With FDA nod for Onivyde combo, Ipsen ends 10-year drought in newly diagnosed pancreatic cancer

It’s the approval Ipsen has been waiting for since buying up Onivyde in 2017.

The FDA has approved Onivyde as part of a multidrug combination dubbed Nalirifox to treat patients with newly diagnosed metastatic pancreatic cancer. Before Tuesday’s approval, Onivyde had been allowed for patients with previously treated disease since 2015.

Nalirifox marks the first new regimen approved specifically for first-line treatment of pancreatic cancer in more than 10 years, Julie Fleshman, CEO of the Pancreatic Cancer Action Network, said in a statement.

The new regimen pairs Onivyde with the chemotherapies oxaliplatin and fluorouracil, plus leucovorin. Onivyde, or liposomal irinotecan, essentially replaces the original form of irinotecan used in the older Folfirinox regimen.

Pancreatic cancer is notoriously difficult to treat. Although the Onivyde combo is far from a cure, it has proven to be able to extend patients’ lives.

In the NAPOLI 3 trial, Nalirifox cut the risk of death by 16% compared with the traditional chemo combination of Bristol Myers Squibb’s Abraxane and gemcitabine. Patients who received the Onivyde-containing regimen lived a median 11.1 months, versus 9.2 months in the control arm.

For most cancer therapies, a reduction in the risk of death that’s less than 20% is typically considered not meaningful. But in the case of Nalirifox in pancreatic cancer, the 16% improvement was statistically significant and strong enough to win an FDA approval.

Nalirifox also pared down the risk of tumor progression or death by 30% compared with the traditional chemo combo. It triggered a 41.8% response rate, slightly better than the 36.2% observed in the control arm.

Based on the data, analysts project Onivyde’s sales will grow to 265 million euros in 2025, versus 164 million euros in 2023, according to an ODDO BHF note from last week. Ipsen itself believes the drug could eventually reach 500 million euros in peak sales by growing its share in both the front-line and post-chemo settings, a company spokesperson told Fierce Pharma.

The first-line nod should also contribute to Ipsen’s recently announced goal to grow sales by at least 7% annually between 2023 and 2027 at constant exchange rates. In 2023, the French pharma pulled in 3.13 billion euros, an increase of 6.7% at unchanged currencies.

Ipsen purchased Onivyde from Cambridge, Massachusetts-based Merrimack Pharmaceuticals in 2017 with an upfront payment of $575 million, plus $450 million in potential milestones based on label expansions. Tuesday's approval triggered a $225 million payment from Ipsen to Merrimack, the latter company said in its own release.

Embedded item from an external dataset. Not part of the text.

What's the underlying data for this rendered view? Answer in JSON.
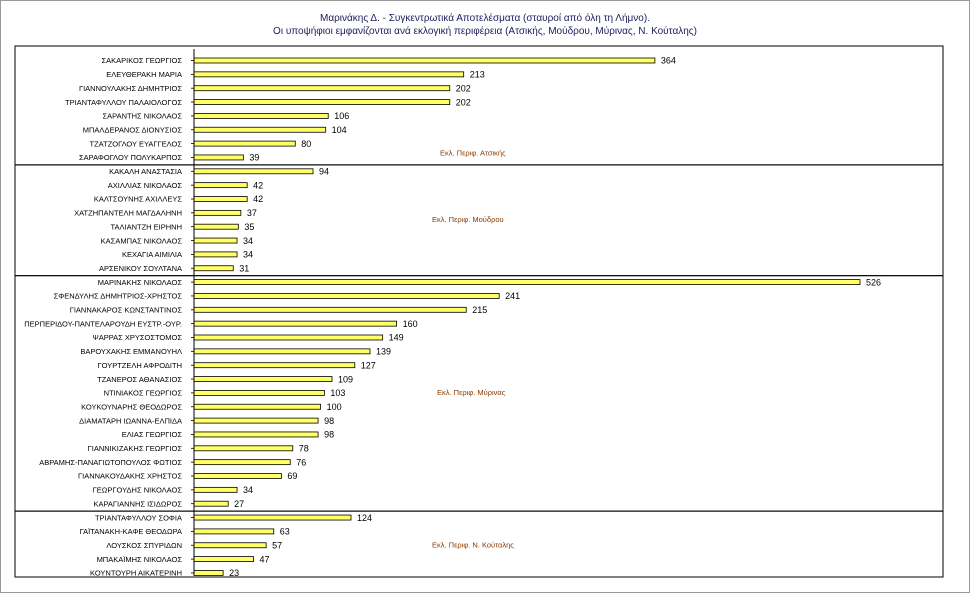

With those funds expected by late March, Merrimack said it plans to dissolve in May and issue a "liquidating dividend" of $14.65 to $15.35 to its shareholders. Merrimack's board doesn't believe the company is likely to receive any future approval-based milestones for Onivyde, it explained.

Meanwhile at Ipsen, the company and its partner Genfit expect an FDA verdict by June 10 for elafibranor as a second-line treatment for primary biliary cholangitis, a rare autoimmune liver disease.

The launches come as generics gradually erode Ipsen’s top-selling drug, Somatuline. And as ODDO’s analysts noted, Onivyde itself is going to face the patent cliff toward the end of 2027.

That’s why Ipsen is still counting on additional business development deals to drive the company’s next phase of growth. At the end of 2023, Ipsen counted 1.9 billion euros in potential dealmaking firepower.

“Our journey will be driven by the combination of the growth platforms, our new medicines and more external-innovation transactions to come,” Ipsen CEO David Loew said during an investor event in December.